Я позвонила домой по скайпу. Ответил муж, потом на экране всплыли лица мальчиков. С тех пор как я уехала, никто не умер, сказали они мне: ни оставшиеся на муравьиной ферме муравьи, ни мучные черви, ни морские свинки, ни наш пес, старый и слепой, хотя они сами, похоже, выросли или еще как-то изменились за мое короткое отсутствие. Но ведь так и должно быть, разве нет? Каждый день атомы, с которыми они родились, заменялись на атомы, которые они впитывали из того, что их окружало. Детство – это процесс медленного пересоздания себя из материалов, одолженных у мироздания. В один обыкновенный миг, который проходит незамеченным, ребенок теряет последний атом, данный ему матерью. Он полностью заменил себя, и теперь он весь состоит из мира, и только из мира. То есть он один внутри себя.

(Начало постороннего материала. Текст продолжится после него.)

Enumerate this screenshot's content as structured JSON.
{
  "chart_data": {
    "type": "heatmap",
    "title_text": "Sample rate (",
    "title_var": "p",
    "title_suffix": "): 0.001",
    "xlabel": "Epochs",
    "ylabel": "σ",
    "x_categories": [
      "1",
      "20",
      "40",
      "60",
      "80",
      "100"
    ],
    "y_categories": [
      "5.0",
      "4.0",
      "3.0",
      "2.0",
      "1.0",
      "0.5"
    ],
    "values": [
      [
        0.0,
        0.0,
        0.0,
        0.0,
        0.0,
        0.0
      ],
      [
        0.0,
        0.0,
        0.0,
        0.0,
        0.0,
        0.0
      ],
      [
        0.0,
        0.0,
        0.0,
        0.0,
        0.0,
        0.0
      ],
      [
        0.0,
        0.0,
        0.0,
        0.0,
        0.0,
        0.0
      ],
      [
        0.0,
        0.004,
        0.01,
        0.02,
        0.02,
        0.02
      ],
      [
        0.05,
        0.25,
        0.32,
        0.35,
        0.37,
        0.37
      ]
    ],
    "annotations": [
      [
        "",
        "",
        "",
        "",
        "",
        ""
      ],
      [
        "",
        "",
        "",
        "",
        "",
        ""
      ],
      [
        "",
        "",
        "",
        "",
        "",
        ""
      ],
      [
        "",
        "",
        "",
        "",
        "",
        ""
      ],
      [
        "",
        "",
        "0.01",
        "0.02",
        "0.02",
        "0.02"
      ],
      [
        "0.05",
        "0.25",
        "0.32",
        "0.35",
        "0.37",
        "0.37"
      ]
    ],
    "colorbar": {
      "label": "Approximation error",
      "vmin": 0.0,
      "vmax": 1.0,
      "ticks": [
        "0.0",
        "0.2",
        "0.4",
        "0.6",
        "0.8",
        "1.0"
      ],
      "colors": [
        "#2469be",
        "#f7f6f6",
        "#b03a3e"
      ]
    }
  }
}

Младший сын рассказал мне, что вчера написал историю про вулкан, у которого в животе застрял квадрат. У него была проблема, объяснил сын (у вулкана, не у квадрата – квадрат, по крайней мере, был неживой). К нему пришли солдаты и велели ему идти в Шторм Рассвета. Я когда-нибудь слышала про Шторм Рассвета? Ну так вот, в центре Шторма Рассвета находится крошечная точка – Шторм Рока, и это, сказал мне сын, самое горячее место в мире.
За спиной у него я видела знакомые синие кухонные шкафчики, окно, старую плиту и вспомнила свое ощущение вечера, после того как мальчики засыпали, или утра, когда я возвращалась, отведя их в школу, – в эти моменты я старалась снова обнаружить присутствие другой жизни.
Я начала рассказывать им про серого кита, который заблудился и оказался возле берегов Тель-Авива, но после первой же фразы они явно расстроились, и я поняла, что допустила ошибку. «Эге-гей!» – воскликнула я, не успев еще продумать, как спасти их от этой неприятности, этой лужи печали, в которой они, не дай бог, утонут, потому что у них никогда не было шанса научиться плавать. Мы с мужем так серьезно относились к их счастью, так старались защитить их жизнь от печали, что они научились ее бояться так, как их деды и бабушки боялись нацистов или голода. Конечно, несколько раз в год мне снились типичные еврейские кошмары о том, как я пытаюсь спрятать детей под полом или несу их на руках во время марша смерти, но гораздо чаще я невольно задумывалась о том, насколько способствовала бы развитию их характера необходимость несколько недель бежать и скрываться в лесах Польши.
А сейчас я поспешно предположила, что, может, ученые все перепутали. Может быть, кит не заблудился, а специально сюда приплыл, отважился остаться один и рискнуть жизнью, чтобы добиться чего-то для себя очень важного? Может быть, кит отправился на приключения?